I tre, di età compresa tra otto e dieci anni, sono rimasti affascinati dallo spettacolo e hanno deciso di andare a giocare all'aperto. Fondamentale l'intervento di un volontario che si è accorto del malore

Pamela Giacomarro

Volevano solo vedere la neve. La loro bravata però ha rischiato di trasformarsi in tragedia. Protagonisti della vicenda tre ragazzini trapanesi, di età compresa tra gli otto e i dieci anni che, attratti dalla visione del Monte Erice imbiancato, hanno deciso di raggiungere la vetta in funivia. Una volta raggiunto il vecchio borgo medievale, i tre hanno incominciato a giocare tra le stradine invase dalla neve. Ma, sprovvisti dell'abbigliamento adatto e a causa delle bassissime temperature, uno di loro all'improvviso ha accusato un malore

Immediatamente è intervenuto un volontario dell'associazione di pubblica assistenza Il Soccorso. Il ragazzino, che ha rischito l'ipotermia, è stato immediatamente trasportato presso l'ambulatorio della guardia medica dove ha ricevuto le prime cure. Dopo aver accertato che le sue condizioni non destavano preoccupazione, il bambino è stato riaccompagnato a casa dai vigili del fuoco. Ignari di tutto i genitori, che hanno provato a chiedere spiegazioni alla FuniErice. Dalla società, fanno sapere che tutto si è svolto in piena osservanza delle regole disposte dal ministero delle Infrastrutture e dei Trasporti che consente, per gli impianti a fune più pericolosi, ovvero quelli dotati di veicoli aperti, il trasporto dei bambini, solo se questi hanno un'altezza non inferiore a un metro e 25 centimetri e dimostrino di avere una età non inferiore a otto anni. Per gli impianti con veicoli chiusi invece, nessuna prescrizione viene dettata dalla normativa. 

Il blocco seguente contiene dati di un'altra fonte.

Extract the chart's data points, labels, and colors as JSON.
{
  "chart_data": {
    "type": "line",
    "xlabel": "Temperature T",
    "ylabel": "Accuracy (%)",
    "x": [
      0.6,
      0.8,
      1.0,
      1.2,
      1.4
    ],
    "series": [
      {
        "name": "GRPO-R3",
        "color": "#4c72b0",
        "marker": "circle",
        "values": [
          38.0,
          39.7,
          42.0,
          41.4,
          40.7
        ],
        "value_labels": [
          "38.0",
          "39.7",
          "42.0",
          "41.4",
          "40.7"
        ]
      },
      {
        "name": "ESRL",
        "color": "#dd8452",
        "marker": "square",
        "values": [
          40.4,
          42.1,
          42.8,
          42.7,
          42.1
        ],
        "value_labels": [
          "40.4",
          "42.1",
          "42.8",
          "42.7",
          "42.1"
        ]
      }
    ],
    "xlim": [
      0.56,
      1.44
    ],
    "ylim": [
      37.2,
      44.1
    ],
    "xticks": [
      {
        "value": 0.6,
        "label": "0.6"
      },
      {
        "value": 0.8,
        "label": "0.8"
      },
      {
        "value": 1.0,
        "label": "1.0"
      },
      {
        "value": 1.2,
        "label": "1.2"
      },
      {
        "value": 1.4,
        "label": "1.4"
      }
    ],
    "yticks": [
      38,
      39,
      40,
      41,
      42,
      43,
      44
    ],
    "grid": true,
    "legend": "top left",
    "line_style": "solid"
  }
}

Frattanto, sono ancora chiuse al transito le due arterie principali che da Trapani conducono alla vetta, quella dal lato di Valderice e la via Martogna. Entrambe questa notte sono state presidiate anche dai carabinieri. Il passaggio è consentito solo alle vetture provviste di catene. L'assessore Gian Rosario Simonte, che coordina gli interventi, raccomanda la massima prudenza e di spostarsi solo in caso di effettiva necessità. «Ieri alcune automobili sono finite fuori strada all’altezza di San Nicola - ha fatto sapere il responsabile della protezione civile ericina Peppe Tilotta - a causa del gelo che ha fatto slittare le ruote facendo perdere ai conducenti il controllo dei mezzi». Fortunatamente non c’è stato nessun ferito grave. Le temperature dovrebbero comunque iniziare a risalire nelle prossime ore e la situazione dovrebbe tornare alla normalità. 

Tanta la neve caduta anche nel resto della provincia. Imbiancanti i territori di Custonaci, Calatafimi, monte Sparagio, dove ieri c’è stata una vera e propria bufera di neve, monte Inici, il Belice. Qualche spruzzata di neve anche a Trapani e nei territori del Marsalese.